Lanyard to Landfill: Swag Should Evolve or Die, CSU Professor Says

Unlike many conference name tags and lanyards, CSU faculty member Sonali Diddi's team used laser cut leftover wood sheets from CSU Nancy Richardson Design Center’s wood shop and clipped them to CSU Surplus lanyards. (Photo courtesy Colorado State University)
Mark Gokavi | The SOURCE

Colorado State University faculty member Sonali Diddi has been tempted by conference swag – a new bag, a cool lanyard, a personalized name tag, yet another water bottle. Diddi, who teaches about fashion and textile industry waste, also liked getting free stuff.

“We used to go to a trade fair every year in Las Vegas,” said Diddi, an associate professor in CSU’s Department of Design and Merchandising. “I would collect cloth bags because they were of good quality, and I would get excited. And then it dawned on me, ‘How many bags am I going to have?’ and I thought, ‘OK, I don’t need it.’ It was a conscious way of stopping. It’s OK not to have another junky pen.”

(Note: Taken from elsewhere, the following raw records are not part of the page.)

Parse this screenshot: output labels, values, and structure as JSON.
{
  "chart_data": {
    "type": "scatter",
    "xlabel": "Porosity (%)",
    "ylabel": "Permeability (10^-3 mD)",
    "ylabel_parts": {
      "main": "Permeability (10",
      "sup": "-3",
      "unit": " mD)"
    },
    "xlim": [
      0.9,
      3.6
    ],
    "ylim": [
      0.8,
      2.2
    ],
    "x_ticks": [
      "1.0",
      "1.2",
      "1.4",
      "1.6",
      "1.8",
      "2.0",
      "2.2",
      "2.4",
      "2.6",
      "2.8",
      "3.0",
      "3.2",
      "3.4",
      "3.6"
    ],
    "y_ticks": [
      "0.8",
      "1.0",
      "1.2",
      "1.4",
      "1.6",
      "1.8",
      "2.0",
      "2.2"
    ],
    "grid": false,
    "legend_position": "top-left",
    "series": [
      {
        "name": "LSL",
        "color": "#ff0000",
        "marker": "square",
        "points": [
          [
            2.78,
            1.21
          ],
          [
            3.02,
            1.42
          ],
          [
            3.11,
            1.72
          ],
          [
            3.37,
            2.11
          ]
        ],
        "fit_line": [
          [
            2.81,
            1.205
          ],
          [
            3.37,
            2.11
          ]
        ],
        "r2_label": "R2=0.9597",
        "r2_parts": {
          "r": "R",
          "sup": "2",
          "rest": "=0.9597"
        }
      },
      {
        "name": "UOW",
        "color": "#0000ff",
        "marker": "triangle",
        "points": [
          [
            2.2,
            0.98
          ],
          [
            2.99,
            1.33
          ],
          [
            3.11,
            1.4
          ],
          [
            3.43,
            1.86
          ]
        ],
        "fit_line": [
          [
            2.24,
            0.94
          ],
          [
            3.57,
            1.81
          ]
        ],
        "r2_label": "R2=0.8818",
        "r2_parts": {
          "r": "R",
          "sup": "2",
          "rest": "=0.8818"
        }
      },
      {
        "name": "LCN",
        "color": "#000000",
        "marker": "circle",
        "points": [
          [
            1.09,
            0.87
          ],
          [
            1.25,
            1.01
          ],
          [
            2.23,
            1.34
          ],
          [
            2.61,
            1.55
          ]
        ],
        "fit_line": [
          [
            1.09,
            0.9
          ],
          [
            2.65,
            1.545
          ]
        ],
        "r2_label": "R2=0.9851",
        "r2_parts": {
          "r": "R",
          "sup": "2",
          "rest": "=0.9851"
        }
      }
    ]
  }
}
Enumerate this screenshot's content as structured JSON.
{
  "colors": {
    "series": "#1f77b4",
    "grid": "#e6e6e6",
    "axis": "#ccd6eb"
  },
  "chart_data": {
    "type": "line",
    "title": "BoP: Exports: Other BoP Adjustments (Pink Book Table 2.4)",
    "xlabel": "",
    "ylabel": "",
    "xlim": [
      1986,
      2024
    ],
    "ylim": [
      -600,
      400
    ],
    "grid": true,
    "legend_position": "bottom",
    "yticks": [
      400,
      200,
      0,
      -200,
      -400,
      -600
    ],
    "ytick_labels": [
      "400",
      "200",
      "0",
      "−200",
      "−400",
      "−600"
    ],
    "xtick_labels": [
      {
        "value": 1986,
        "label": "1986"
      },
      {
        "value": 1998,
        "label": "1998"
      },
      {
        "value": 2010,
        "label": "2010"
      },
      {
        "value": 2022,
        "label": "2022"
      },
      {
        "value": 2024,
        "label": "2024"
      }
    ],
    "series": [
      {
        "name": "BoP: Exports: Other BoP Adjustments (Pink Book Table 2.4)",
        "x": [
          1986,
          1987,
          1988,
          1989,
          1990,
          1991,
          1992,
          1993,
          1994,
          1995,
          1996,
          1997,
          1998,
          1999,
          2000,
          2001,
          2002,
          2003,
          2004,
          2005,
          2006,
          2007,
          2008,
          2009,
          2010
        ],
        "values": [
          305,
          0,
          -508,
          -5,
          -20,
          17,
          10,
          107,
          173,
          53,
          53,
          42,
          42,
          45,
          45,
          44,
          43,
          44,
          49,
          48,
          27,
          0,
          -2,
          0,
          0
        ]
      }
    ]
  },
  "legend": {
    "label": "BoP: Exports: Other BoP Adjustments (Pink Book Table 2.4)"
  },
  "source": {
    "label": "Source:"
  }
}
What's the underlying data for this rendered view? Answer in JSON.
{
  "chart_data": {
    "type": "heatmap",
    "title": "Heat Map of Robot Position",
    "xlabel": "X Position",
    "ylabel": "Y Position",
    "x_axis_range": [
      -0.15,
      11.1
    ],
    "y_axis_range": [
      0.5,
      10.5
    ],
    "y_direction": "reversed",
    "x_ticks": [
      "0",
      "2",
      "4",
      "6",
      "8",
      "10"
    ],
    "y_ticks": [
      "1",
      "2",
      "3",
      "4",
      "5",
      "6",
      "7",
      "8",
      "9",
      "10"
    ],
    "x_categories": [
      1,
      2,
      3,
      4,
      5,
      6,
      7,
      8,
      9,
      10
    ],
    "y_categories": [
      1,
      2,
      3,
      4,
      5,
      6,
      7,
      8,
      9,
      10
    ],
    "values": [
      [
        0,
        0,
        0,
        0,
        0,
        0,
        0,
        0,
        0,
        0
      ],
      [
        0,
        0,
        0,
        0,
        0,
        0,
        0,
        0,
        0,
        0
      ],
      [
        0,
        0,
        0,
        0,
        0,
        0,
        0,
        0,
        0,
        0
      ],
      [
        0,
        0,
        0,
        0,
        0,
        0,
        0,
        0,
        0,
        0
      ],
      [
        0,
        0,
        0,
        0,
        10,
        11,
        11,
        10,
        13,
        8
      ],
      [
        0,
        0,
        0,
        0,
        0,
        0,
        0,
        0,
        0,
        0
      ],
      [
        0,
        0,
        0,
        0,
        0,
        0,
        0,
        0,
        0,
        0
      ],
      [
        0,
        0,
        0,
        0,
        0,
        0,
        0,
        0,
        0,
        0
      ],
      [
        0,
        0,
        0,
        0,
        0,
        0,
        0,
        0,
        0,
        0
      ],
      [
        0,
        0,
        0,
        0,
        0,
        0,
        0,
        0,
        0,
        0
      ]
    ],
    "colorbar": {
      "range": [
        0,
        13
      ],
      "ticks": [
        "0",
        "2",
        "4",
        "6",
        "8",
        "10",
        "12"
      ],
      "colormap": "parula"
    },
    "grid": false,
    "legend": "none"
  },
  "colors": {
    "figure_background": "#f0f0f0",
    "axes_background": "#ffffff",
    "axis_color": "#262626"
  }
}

Estimates of the United States swag or promotional products industry vary from $17 billion to more than $25 billion per year, with a global estimate of $64 billion. And while recent efforts and trends by swag suppliers and purchasers involve sustainable options, ING estimates 40% of corporate gifts end up in landfills. Plus, there are human considerations.

“Conference swag has a huge environmental impact as most of them are made from cheap plastic and materials, are of poor quality, and have a short product life,” Diddi said. “Given that typically the cost of swag items is very low, there is a high likelihood that some of the products are made in facilities that have poor working conditions – directly affecting workers’ health.”

Diddi, who teaches in the College of Health and Human Sciences and is an affiliate faculty member of the School of Global Environmental Sustainability, hosted the 2023 Fashion and Circular Economy Symposium at CSU’s Nancy Richardson Design Center.

Challenges of being circular

Diddi strived to be a good host (event photos). That meant answering her own swag and sustainability questions.

Diddi opted against printed schedules and asked guests to bring their own water bottles (though 100% recycled bottles were provided due to an existing agreement in one instance). She spent extra for compostable plates and silverware. However, bins to collect compostable utensils didn’t arrive.

Diddi spent 200% more money for laser cut nametags made from leftover wood sheets from CSU Nancy Richardson Design Center’s wood shop and clipped to CSU Surplus lanyards. She said they looked fantastic, but the badges broke because the clip was too strong for the joint. Sonali said it was a lesson learned.

“It was a good way for us to experience the challenges of being circular and making those conscious decisions,” she said. “But the systems and infrastructure are not built to be able to provide these services easily.”

Diddi explained that swearing off all swag isn’t realistic, at least not yet. Her advice to event and conference attendees is to be thoughtful when accepting swag.

“If you pause and think, ‘I really love this bag, or it’s great quality, or I really want to memorialize this event,’ then great, go for it,” she said. “But if you think it’s just one more shirt you might wear at home gardening, ‘Can I live without it?’ Absolutely. Then just pass on it.”

She said if conferencegoers don’t take swag, especially low-quality items, maybe organizers will reevaluate the money spent. “It’s going to be a slow process,” Diddi said. “They may give a better-quality pen which people are going to keep for a long time.”

‘Responsibility of all’

Diddi, who spoke in 2023 with Popular ScienceBritish Vogue and The Washington Post about topics like reevaluating your wardrobe, not overwashing clothes, and “greenwashing,” said more sustainable swag options exist. Those include fewer and better swag items, giving away experiences, or making donations in participants’ names.

Companies such as Ethos, Clove & Twine, Forest Nation, Fairware, Ethical Swag, and others claim to do better for the environment.

“I think it is the responsibility of all – companies ordering the swag, facilities manufacturing swag, and people taking the swag – to rethink its purpose,” Diddi said. “Do we need it or want it? It is high time that all partners promoting and using swag take a pause and rethink the best way of using nature’s resources and accepting accountability.

“Swag provides a temporary excitement of getting physical things for free, but mostly it does not last or is discarded shortly after its acquisition.”